Si l’on en croit deux historiens iconoclastes, Jean-Marc Berlière et Franck Liaigre, la réponse à cette question tient en une phrase : pour « gommer les errances de 1940, faire croire, par le biais de ces martyrs, que le Parti a résisté bien avant le 22 juin 1941 ». En fait, les communistes ont probablement mis l’accent sur leurs militants fusillés à Châteaubriant pour occulter cette réalité devenue pour eux des plus gênantes : lorsque Guy Môquet et ses camarades ont été arrêtés en 1939-1940, leur ligne à l’égard de l’occupant n’était pas vraiment à la résistance…
Nicolas Sarkozy se veut l’incarnation de la « vraie droite », de la « droite décomplexée ». Dès lors, il n’est peut-être pas utile qu’il commence son quinquennat en se sentant obligé, par l’association des mots « Môquet » et « résistant », de conforter le vieux bobard du Parti communiste prônant la lutte contre l’occupant dès mai-juin 1940. Que les communistes et leurs compagnons de route continuent de d’affirmer effrontément une telle contre-vérité est une chose ; mais qu’un homme qui se prétend de droite, et a réussi à se faire élire pour cette raison, vienne à son tour apporter de l’eau à leur moulin en est une autre…

1 commentaire:
Votre papier, cher Balbino, est aussi orienté et idéologique que ce qu'il dénonce !

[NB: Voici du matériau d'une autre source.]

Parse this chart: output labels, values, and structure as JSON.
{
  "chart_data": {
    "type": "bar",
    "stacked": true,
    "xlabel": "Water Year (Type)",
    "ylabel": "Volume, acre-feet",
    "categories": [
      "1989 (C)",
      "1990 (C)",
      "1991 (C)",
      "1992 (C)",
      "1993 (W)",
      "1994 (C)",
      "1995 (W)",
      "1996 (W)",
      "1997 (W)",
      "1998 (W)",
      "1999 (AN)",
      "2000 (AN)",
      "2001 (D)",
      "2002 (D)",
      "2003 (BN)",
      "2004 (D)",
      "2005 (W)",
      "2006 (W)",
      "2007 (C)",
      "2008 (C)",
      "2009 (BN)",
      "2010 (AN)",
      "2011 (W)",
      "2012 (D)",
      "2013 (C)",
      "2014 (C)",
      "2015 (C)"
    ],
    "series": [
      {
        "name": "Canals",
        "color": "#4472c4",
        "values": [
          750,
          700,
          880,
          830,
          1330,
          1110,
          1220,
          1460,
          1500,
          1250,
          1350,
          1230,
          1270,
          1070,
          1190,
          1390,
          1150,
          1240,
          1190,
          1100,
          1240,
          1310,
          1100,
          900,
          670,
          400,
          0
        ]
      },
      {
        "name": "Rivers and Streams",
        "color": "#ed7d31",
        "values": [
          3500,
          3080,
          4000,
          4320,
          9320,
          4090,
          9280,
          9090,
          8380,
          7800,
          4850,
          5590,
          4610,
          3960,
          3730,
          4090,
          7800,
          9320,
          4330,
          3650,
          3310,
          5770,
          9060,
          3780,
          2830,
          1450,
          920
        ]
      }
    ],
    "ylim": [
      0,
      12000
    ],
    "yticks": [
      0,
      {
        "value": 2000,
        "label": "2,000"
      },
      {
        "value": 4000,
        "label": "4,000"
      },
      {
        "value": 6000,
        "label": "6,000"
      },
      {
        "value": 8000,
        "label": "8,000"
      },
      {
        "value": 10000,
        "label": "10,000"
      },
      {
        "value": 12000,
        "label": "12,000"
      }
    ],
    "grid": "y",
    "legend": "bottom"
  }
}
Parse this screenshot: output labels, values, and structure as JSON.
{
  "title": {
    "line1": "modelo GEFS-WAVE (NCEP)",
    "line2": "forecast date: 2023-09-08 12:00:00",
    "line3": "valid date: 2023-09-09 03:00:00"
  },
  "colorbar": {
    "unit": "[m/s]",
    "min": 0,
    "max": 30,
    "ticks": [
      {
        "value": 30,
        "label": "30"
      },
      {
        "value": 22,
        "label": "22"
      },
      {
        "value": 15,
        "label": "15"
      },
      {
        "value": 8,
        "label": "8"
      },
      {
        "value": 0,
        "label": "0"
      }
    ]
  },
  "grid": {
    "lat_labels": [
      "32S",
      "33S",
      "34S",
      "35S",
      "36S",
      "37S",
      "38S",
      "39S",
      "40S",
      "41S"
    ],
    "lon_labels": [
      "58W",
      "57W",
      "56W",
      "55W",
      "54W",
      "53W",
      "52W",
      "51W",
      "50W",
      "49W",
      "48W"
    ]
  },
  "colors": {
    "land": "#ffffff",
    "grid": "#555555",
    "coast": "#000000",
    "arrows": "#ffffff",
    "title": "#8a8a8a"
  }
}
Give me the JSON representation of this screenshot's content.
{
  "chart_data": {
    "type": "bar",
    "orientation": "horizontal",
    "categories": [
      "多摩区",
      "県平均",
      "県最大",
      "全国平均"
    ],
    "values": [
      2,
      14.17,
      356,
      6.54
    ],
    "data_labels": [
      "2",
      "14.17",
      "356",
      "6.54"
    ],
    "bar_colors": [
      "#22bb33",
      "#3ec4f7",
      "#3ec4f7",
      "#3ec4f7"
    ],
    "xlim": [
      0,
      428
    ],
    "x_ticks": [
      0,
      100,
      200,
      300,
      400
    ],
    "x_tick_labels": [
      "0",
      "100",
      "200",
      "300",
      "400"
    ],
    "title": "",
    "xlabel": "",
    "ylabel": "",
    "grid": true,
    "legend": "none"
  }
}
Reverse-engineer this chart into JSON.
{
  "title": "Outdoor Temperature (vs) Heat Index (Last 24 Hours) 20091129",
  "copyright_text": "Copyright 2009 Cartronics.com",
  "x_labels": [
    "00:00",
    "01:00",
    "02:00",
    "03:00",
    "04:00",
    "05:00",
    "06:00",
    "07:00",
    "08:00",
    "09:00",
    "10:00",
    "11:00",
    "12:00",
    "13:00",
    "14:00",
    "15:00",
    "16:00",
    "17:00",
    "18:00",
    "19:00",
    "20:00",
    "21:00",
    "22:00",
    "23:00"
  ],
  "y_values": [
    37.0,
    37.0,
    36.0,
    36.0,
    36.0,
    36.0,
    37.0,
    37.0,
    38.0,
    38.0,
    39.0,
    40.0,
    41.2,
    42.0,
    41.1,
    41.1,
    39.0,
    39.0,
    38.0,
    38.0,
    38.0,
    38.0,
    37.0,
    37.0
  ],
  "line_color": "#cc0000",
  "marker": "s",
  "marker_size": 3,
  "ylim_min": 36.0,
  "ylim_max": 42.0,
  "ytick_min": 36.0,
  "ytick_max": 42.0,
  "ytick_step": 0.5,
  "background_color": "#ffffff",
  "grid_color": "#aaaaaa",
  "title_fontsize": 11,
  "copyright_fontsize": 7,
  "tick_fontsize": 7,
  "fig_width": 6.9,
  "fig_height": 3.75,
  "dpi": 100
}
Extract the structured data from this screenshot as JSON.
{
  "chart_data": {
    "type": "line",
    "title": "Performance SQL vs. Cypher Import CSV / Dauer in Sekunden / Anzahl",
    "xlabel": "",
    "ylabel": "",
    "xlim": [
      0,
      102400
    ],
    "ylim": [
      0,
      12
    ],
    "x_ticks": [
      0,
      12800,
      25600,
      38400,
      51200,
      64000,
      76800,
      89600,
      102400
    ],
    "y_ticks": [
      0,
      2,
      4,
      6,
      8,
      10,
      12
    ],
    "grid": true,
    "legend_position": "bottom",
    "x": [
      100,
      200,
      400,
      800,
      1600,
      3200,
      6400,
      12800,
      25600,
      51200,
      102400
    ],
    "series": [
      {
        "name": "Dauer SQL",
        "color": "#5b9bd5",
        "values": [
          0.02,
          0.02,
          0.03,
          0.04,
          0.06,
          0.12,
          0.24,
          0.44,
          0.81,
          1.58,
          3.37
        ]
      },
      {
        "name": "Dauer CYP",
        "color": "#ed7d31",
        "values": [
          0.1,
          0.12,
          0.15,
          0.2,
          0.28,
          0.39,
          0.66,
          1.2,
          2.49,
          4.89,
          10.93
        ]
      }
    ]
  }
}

Vous et vos sources êtes des intégristes du 22 juin 41 comme date de naissance de la résistance de tous les communistes français. Tout au plus, avant, certains étaient troublés. Aucun n'agissait, ou du moins ne paraît digne, comme tel, de votre attention ni de celle de vos lecteurs.
Hénaurme ! Pas d'appel de Bordeaux de Charles Tillon, par de manif du 11 novembre à l'Etoile ou du moins pas de communistes ni dans les organisateurs ni dans les participants, pas de "front national pour l'indépendance de la France" en mai 41...
Pourquoi exagérer ainsi ? Serait-ce que le dossier des actes réels de collusion ou de fraternisation vous paraît trop léger ??!!